Die Deutschen glauben an die Zukunft des Bargelds

Kreditkarten und Girokarten spielen aktuell verstärkt eine Rolle – dennoch können sich nur wenige Deutsche eine Abkehr vom Bargeld vorstellen.

Das Coronavirus ist für Girokarten und Kreditkarten eine große Chance, denn so viele Verbraucher wie aktuell haben noch nie mit Karte bezahlt. Hintergrund ist, dass die Bezahlung mit Karten ohne oder mit sehr minimiertem Kontakt möglich ist. In Zeiten einer möglichen Infektionsgefahr ist das ein starkes Argument, auf eine Karte statt auf Bargeld zu setzen. Doch wie stark wird sich dieser Trend halten? Glaubt man einer neuen Umfrage, dürfte das Bargeld nach der Krise so schnell nicht verschwinden – von der bargeldlosen Gesellschaft sind die Deutschen noch weit entfernt.

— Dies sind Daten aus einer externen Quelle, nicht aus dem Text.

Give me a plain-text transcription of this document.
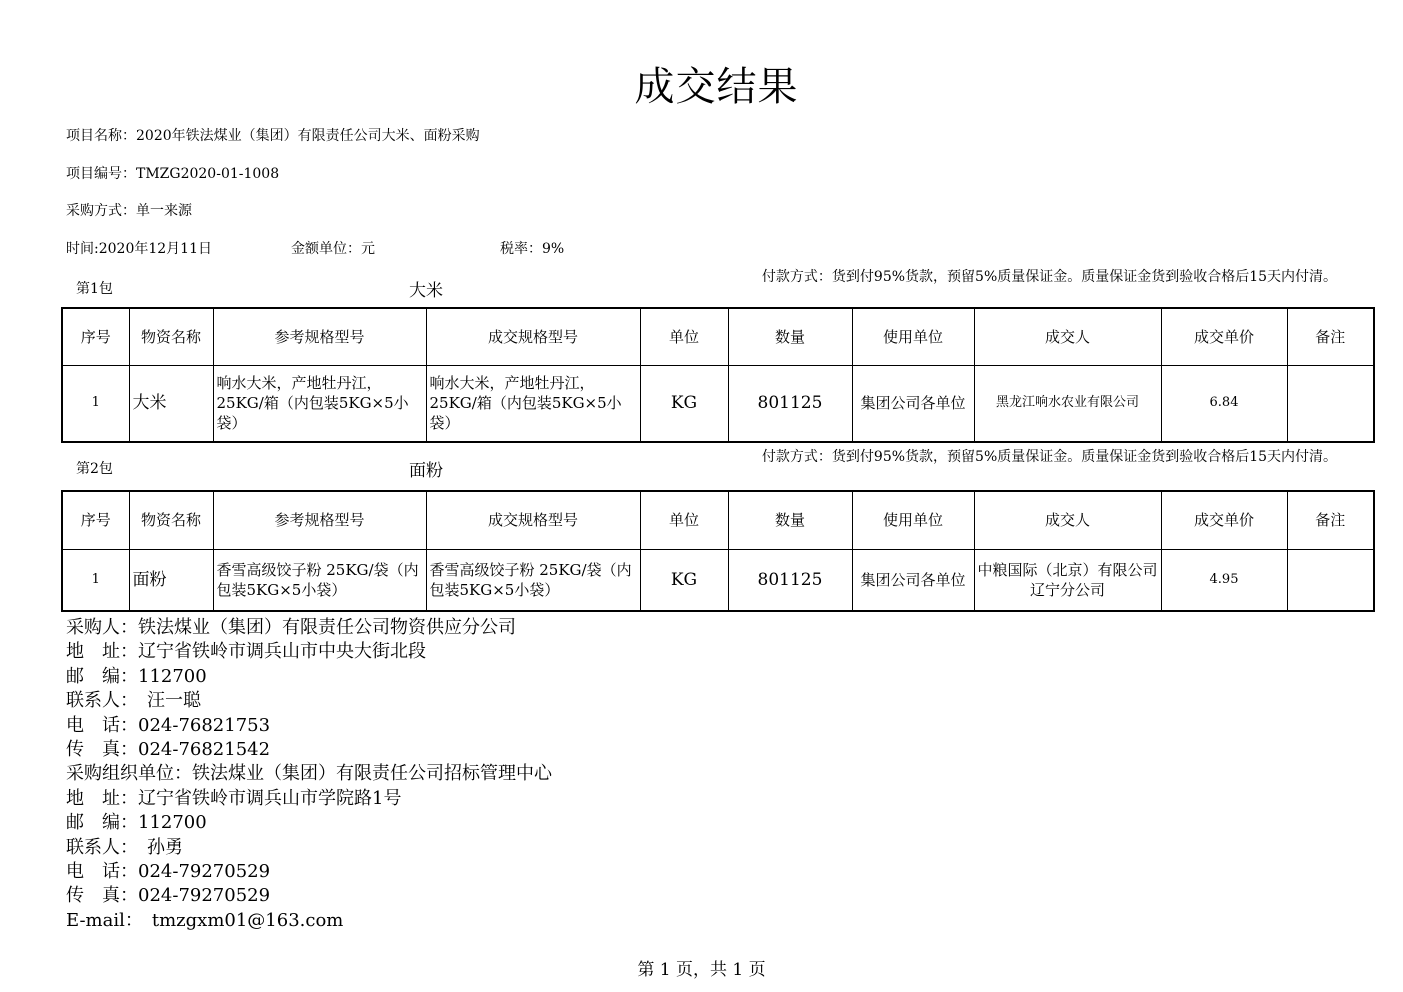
成交结果
项目名称：2020年铁法煤业（集团）有限责任公司大米、面粉采购
项目编号：TMZG2020-01-1008
采购方式：单一来源
时间:2020年12月11日	金额单位：元	税率：9%
第1包	大米
付款方式：货到付95%货款，预留5%质量保证金。质量保证金货到验收合格后15天内付清。
序号	物资名称	参考规格型号	成交规格型号	单位	数量	使用单位	成交人	成交单价	备注
1	大米	响水大米，产地牡丹江，25KG/箱（内包装5KG×5小袋）	响水大米，产地牡丹江，25KG/箱（内包装5KG×5小袋）	KG	801125	集团公司各单位	黑龙江响水农业有限公司	6.84	
第2包	面粉
付款方式：货到付95%货款，预留5%质量保证金。质量保证金货到验收合格后15天内付清。
序号	物资名称	参考规格型号	成交规格型号	单位	数量	使用单位	成交人	成交单价	备注
1	面粉	香雪高级饺子粉 25KG/袋（内包装5KG×5小袋）	香雪高级饺子粉 25KG/袋（内包装5KG×5小袋）	KG	801125	集团公司各单位	中粮国际（北京）有限公司辽宁分公司	4.95	
采购人：铁法煤业（集团）有限责任公司物资供应分公司
地　址：辽宁省铁岭市调兵山市中央大街北段
邮　编：112700
联系人：　汪一聪
电　话：024-76821753
传　真：024-76821542
采购组织单位：铁法煤业（集团）有限责任公司招标管理中心
地　址：辽宁省铁岭市调兵山市学院路1号
邮　编：112700
联系人：　孙勇
电　话：024-79270529
传　真：024-79270529
E-mail：　tmzgxm01@163.com
第 1 页，共 1 页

Weniger als ein Drittel glaubt an Ende des Bargelds

Auch wenn das Interesse an Produkten aus dem Kreditkartenvergleich in Deutschland immer weiter wächst, ist die Nähe zum Bargeld auch weiterhin ein relevantes Thema. Eine Umfrage des Beratungsunternehmens BearingPoint via YouGov macht genau das mehr als deutlich. Auf die Frage, ob sich die Befragten vorstellen können, in zehn Jahren nicht mehr auf Bargeld zu setzen, gaben nur 29 Prozent ihre Zustimmung. Mehr als zwei Drittel der Deutschen rechnen also fest damit, auch in Zukunft noch bar zu bezahlen. In den meisten anderen Ländern ist die Zustimmung für das Bargeld deutlich geringer. In Österreich (27 Prozent) glauben allerdings noch weniger Verbraucher an ein Ende des Bargelds, in der Schweiz sind es immerhin 35 Prozent.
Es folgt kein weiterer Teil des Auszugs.